The Inducement Plan was adopted without stockholder approval pursuant to Rule 5635(c)(4) of the Nasdaq Listing Rules. The Inducement Plan provides for the grant of equity-based awards, including nonstatutory stock options, restricted stock units, restricted stock, stock appreciation rights, performance shares and performance units, and its terms are substantially similar to the Company’s 2011 Equity Incentive Plan, including with respect to treatment of equity awards in the event of a “merger” or “change in control” as defined under the Inducement Plan, but with such other terms and conditions intended to comply with the NASDAQ Inducement Award exception. In accordance with Rule 5635(c)(4) of the Nasdaq Listing Rules, awards under the Inducement Plan may only be made to individuals not previously employees or non-employee directors of the Company (or following such individuals’ bona fide period of non-employment with the Company), as an inducement material to the individuals’ entry into employment with the Company or in connection with a merger or acquisition, to the extent permitted by Rule 5635(c)(3) of the Nasdaq Listing Rules.

Copies of the Inducement Plan and related form agreements under the Inducement Plan are attached as Exhibit 10.1 hereto and incorporated by reference herein. The above description of the Inducement Plan does not purport to be complete and is qualified in its entirety by reference to such exhibit.

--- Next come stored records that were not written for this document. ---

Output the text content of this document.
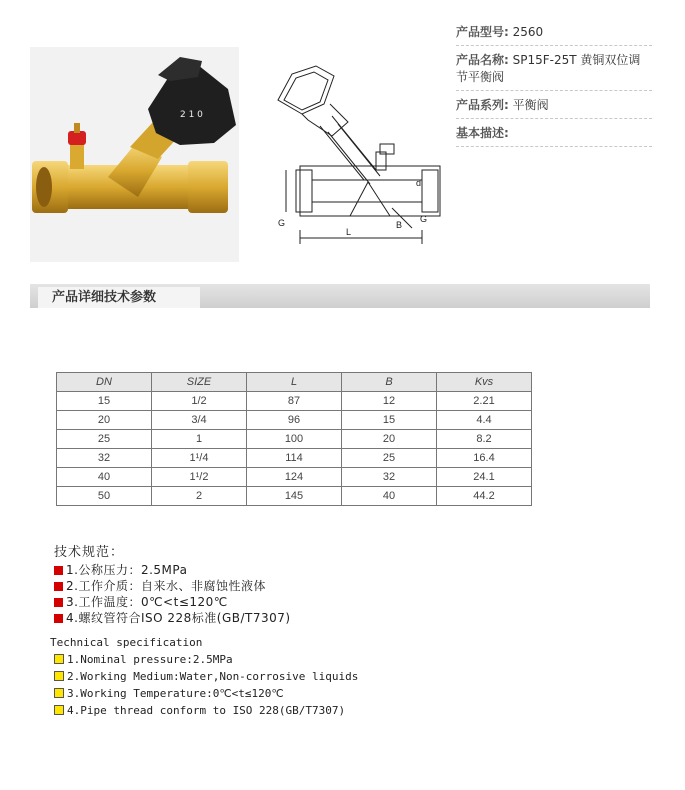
2 1 0
L
G	G
B
d
产品型号: 2560
产品名称: SP15F-25T 黄铜双位调节平衡阀
产品系列: 平衡阀
基本描述:
产品详细技术参数
DN	SIZE	L	B	Kvs
15	1/2	87	12	2.21
20	3/4	96	15	4.4
25	1	100	20	8.2
32	1¹/4	114	25	16.4
40	1¹/2	124	32	24.1
50	2	145	40	44.2
技术规范：
1.公称压力：2.5MPa
2.工作介质：自来水、非腐蚀性液体
3.工作温度：0℃<t≤120℃
4.螺纹管符合ISO 228标准(GB/T7307)
Technical specification
1.Nominal pressure:2.5MPa
2.Working Medium:Water,Non-corrosive liquids
3.Working Temperature:0℃<t≤120℃
4.Pipe thread conform to ISO 228(GB/T7307)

Item 9.01 Financial Statements and Exhibits.

(d) Exhibits.

Exhibit No. Description
10.1 Fluidigm Corporation 2017 Inducement Award Plan and related form agreements.

SIGNATURE

Pursuant to the requirements of the Securities Exchange Act of 1934, the registrant has duly caused this report to be signed on its behalf by the undersigned hereunto duly authorized.

/s/ Nicholas Khadder
Nicholas Khadder
Senior Vice President, Legal Affairs, General Counsel, Chief Compliance Officer and Secretary

EXHIBIT INDEX

Exhibit No. Description
10.1 Fluidigm Corporation 2017 Inducement Award Plan and related form agreements.